For a small business, networking is vital… if not totally necessary. This is your way of making connections and contacts that could eventually become customers or the folks that refer customers to you. It’s never too late to get started, so get out and meet some people!
Networking, however, is a process. It can be tiring. Sometimes you come up empty and feel like you wasted your time. But, keep at it and you’ll eventually make that connection.
So what do you do when you do manage to hit the right event and meet a few good connections?
Start with business cards
The easiest and most logical place to start is with the stack of new business cards from everyone you just met.
I’ll be honest, not everyone you meet will be worth following up with or contacting at all. But, I wouldn’t suggest throwing them all out right away.
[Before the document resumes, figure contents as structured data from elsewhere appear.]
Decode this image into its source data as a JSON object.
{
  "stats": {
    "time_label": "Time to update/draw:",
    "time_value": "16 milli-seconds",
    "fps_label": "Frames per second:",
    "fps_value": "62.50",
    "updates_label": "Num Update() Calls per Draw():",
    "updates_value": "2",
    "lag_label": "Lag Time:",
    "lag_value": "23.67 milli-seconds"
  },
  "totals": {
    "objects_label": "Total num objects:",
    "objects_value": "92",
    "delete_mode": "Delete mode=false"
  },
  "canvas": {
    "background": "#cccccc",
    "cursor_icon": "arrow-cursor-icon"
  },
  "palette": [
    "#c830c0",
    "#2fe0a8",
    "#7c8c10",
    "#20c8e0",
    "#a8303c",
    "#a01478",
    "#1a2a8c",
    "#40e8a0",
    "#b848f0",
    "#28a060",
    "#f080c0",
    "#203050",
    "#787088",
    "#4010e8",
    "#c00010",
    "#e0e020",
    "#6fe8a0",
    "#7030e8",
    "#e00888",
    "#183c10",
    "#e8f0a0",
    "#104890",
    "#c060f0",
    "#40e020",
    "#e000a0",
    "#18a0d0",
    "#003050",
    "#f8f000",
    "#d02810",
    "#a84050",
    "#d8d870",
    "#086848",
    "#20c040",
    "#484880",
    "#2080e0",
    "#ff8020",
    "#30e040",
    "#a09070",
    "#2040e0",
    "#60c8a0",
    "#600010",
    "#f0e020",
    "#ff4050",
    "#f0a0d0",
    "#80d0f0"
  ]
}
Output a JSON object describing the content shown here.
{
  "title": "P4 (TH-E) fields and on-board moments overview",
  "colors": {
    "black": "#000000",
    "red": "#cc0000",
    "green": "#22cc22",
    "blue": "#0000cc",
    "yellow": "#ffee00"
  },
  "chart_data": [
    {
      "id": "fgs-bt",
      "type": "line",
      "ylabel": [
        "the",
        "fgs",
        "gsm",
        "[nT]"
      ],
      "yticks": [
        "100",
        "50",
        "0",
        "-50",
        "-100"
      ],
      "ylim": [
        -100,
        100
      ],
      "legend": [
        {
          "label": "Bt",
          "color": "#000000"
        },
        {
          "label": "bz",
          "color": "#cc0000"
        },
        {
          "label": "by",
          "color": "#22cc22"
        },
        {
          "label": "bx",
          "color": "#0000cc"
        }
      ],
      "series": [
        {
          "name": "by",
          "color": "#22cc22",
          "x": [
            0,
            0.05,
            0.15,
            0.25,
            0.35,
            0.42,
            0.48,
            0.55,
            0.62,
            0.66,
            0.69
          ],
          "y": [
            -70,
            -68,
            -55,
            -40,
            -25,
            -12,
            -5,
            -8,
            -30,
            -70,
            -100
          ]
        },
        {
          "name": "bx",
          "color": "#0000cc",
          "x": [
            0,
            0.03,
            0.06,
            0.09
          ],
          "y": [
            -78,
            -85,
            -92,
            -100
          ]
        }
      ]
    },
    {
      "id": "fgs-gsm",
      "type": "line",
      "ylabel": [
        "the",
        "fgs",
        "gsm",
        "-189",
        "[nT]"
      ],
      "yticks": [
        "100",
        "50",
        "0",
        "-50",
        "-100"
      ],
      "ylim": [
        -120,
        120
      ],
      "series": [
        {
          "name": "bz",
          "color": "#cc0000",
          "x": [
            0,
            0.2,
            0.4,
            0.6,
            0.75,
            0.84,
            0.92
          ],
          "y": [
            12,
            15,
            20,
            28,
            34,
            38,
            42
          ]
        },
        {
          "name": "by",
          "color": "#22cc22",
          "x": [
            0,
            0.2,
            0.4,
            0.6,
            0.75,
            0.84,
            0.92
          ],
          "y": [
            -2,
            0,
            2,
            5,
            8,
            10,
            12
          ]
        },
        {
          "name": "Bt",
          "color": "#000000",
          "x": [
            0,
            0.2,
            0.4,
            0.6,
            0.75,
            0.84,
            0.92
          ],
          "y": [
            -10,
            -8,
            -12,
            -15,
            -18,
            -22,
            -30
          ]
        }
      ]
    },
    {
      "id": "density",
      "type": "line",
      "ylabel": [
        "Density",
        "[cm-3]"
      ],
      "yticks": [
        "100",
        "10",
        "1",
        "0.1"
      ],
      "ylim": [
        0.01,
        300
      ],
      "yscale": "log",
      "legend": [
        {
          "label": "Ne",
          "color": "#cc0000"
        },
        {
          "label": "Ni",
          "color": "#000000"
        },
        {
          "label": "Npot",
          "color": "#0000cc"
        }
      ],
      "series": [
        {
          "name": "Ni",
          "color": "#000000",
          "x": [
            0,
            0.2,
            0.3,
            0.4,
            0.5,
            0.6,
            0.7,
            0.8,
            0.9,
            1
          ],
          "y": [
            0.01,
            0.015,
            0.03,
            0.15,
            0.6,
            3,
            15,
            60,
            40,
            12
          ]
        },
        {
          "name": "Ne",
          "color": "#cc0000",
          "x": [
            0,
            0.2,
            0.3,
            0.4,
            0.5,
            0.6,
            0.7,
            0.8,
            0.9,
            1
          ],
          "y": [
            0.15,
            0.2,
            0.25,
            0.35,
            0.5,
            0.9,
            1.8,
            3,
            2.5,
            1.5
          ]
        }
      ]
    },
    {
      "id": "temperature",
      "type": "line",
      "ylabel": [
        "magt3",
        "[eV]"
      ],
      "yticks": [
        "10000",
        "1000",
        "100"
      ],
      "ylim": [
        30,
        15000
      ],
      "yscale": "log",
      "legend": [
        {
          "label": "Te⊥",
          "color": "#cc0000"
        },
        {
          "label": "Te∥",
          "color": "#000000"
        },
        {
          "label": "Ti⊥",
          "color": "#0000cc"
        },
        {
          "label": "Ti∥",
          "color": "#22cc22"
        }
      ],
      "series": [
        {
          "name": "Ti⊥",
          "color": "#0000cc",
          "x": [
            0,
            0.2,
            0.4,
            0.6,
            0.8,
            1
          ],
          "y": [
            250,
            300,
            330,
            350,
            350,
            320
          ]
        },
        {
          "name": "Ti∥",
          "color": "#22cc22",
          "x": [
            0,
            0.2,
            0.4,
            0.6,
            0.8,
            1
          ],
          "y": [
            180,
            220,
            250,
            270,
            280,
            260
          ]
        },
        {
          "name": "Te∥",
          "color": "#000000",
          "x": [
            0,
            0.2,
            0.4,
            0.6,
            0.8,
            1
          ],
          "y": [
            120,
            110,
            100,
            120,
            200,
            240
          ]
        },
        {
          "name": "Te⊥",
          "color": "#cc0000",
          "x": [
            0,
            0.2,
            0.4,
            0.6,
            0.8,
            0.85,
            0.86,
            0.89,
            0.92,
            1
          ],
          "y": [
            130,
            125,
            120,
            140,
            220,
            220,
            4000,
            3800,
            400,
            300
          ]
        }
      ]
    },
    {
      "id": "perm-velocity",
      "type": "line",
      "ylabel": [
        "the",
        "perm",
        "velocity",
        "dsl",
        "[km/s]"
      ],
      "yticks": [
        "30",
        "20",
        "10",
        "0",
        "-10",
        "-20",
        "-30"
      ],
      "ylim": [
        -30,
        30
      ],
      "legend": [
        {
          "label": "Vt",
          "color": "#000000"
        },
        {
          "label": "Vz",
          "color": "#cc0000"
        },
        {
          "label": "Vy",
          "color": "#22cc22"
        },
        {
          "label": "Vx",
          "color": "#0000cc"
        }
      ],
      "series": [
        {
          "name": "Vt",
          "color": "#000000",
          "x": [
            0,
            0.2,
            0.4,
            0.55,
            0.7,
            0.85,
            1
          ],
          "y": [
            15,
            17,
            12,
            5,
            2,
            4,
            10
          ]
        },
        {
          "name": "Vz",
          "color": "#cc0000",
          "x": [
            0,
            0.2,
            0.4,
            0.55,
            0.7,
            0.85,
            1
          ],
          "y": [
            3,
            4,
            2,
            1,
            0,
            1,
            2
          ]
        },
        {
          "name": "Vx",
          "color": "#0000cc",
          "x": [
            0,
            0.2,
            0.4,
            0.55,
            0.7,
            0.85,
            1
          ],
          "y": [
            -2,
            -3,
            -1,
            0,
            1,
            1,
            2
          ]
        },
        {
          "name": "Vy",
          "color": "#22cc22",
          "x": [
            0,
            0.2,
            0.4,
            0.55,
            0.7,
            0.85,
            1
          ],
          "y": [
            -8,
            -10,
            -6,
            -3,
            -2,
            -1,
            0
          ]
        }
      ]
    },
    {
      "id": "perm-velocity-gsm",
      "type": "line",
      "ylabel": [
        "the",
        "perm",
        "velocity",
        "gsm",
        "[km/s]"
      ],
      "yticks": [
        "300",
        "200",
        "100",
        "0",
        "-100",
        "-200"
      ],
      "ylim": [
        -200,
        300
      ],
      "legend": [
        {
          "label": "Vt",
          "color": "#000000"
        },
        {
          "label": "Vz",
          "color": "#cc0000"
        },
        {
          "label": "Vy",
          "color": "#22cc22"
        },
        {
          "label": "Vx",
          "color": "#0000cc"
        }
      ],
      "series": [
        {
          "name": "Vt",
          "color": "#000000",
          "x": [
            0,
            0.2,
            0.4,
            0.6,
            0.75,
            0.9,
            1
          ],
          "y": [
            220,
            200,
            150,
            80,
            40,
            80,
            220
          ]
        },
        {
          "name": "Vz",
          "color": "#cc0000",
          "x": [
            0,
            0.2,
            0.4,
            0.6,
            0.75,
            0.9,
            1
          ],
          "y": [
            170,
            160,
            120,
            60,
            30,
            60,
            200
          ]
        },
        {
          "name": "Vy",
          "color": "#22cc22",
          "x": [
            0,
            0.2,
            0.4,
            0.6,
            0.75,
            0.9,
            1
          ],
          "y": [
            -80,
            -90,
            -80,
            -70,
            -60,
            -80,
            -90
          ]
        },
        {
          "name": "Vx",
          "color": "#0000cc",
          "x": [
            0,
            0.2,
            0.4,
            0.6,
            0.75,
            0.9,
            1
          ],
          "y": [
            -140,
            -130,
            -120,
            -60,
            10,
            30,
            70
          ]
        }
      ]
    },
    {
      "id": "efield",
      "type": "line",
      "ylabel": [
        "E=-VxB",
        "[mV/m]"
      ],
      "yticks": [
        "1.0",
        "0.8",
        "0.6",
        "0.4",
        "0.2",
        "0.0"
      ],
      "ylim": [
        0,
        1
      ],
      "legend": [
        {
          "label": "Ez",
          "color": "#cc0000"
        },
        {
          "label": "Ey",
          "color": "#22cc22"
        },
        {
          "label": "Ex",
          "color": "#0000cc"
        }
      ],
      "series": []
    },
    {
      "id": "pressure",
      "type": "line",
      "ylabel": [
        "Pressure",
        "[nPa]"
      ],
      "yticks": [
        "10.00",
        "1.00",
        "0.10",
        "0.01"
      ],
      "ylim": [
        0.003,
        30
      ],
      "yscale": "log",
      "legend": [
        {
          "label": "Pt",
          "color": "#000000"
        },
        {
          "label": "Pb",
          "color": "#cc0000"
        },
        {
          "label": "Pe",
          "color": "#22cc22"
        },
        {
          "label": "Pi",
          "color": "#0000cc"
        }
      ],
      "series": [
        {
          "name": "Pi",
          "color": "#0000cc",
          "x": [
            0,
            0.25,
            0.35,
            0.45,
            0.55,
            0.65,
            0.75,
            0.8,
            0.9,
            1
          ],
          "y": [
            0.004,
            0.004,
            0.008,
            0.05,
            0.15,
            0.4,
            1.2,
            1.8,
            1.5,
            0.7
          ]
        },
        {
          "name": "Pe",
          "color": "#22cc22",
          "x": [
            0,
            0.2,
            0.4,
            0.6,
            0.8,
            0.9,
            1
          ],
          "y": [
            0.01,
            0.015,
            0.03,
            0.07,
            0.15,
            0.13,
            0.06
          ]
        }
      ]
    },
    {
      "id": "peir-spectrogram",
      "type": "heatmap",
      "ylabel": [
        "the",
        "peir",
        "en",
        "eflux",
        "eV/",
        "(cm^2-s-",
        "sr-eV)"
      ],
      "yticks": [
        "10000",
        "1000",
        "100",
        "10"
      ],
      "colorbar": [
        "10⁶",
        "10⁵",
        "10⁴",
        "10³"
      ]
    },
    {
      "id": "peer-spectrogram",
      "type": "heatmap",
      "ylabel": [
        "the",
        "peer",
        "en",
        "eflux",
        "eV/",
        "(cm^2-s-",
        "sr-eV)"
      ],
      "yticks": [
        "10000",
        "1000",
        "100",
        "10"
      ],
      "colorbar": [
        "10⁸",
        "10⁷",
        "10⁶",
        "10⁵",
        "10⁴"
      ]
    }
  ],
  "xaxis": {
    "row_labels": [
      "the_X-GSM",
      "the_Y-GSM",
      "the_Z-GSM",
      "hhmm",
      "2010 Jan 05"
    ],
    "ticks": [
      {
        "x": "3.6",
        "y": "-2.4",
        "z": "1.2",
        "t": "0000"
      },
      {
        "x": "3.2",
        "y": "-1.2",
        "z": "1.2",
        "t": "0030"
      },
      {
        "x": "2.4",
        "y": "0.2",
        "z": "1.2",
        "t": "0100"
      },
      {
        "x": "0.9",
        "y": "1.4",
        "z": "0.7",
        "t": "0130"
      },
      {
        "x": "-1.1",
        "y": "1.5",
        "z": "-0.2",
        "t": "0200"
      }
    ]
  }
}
You never know what the future may hold for your business or even you personally. One of these seemingly useless contacts may be a huge benefit to have down the line. So, just set them aside for now.
For those people you did meet who you see as a potential customer or referral connection, set them aside in their own special little pile. Think about what exactly you can offer them, or they can offer you, before you move on.
Stalk Find them on LinkedIn
The people from the good pile are sure to be on LinkedIn, so deepen your connection by asking to join their network.
This is a good way to put yourself in the front of their minds and remind them of your conversation. You may even find that you have a mutual connection that can make getting to know them that much easier.
Start a dialogue
Once you’ve made the initial “post-connection” connection, open up a dialogue with them.
Send them an email or a note over LinkedIn. Let them know you enjoyed meeting them at the networking event and extend an invite to answer any questions if they have any.
You can also invite them to join your email list and start regularly providing them with content and information about your business. Remember just because they gave you their business card that does not give you permission to start spamming them. But if they are interested, they will sign up and that may start the process of turning that lead into a customer.
Once you’ve had the opportunity to reach out personally – and maybe send them a couple of email newsletters – now is a good time to take the next step, if they haven’t already tried to reach out.
Invite your new contact out for a cup of coffee or invite them to your office to chat. Take the opportunity to catch up, make a little small talk and continue any previous conversations you’ve had about how you can help each other, either as client/customer or as referral buddies.
This can be a little clunky or awkward if you haven’t laid the ground work. That’s why I really suggest taking the time to do the follow up and build some level of a relationship before you try to grab a coffee or lunch or get together to talk business.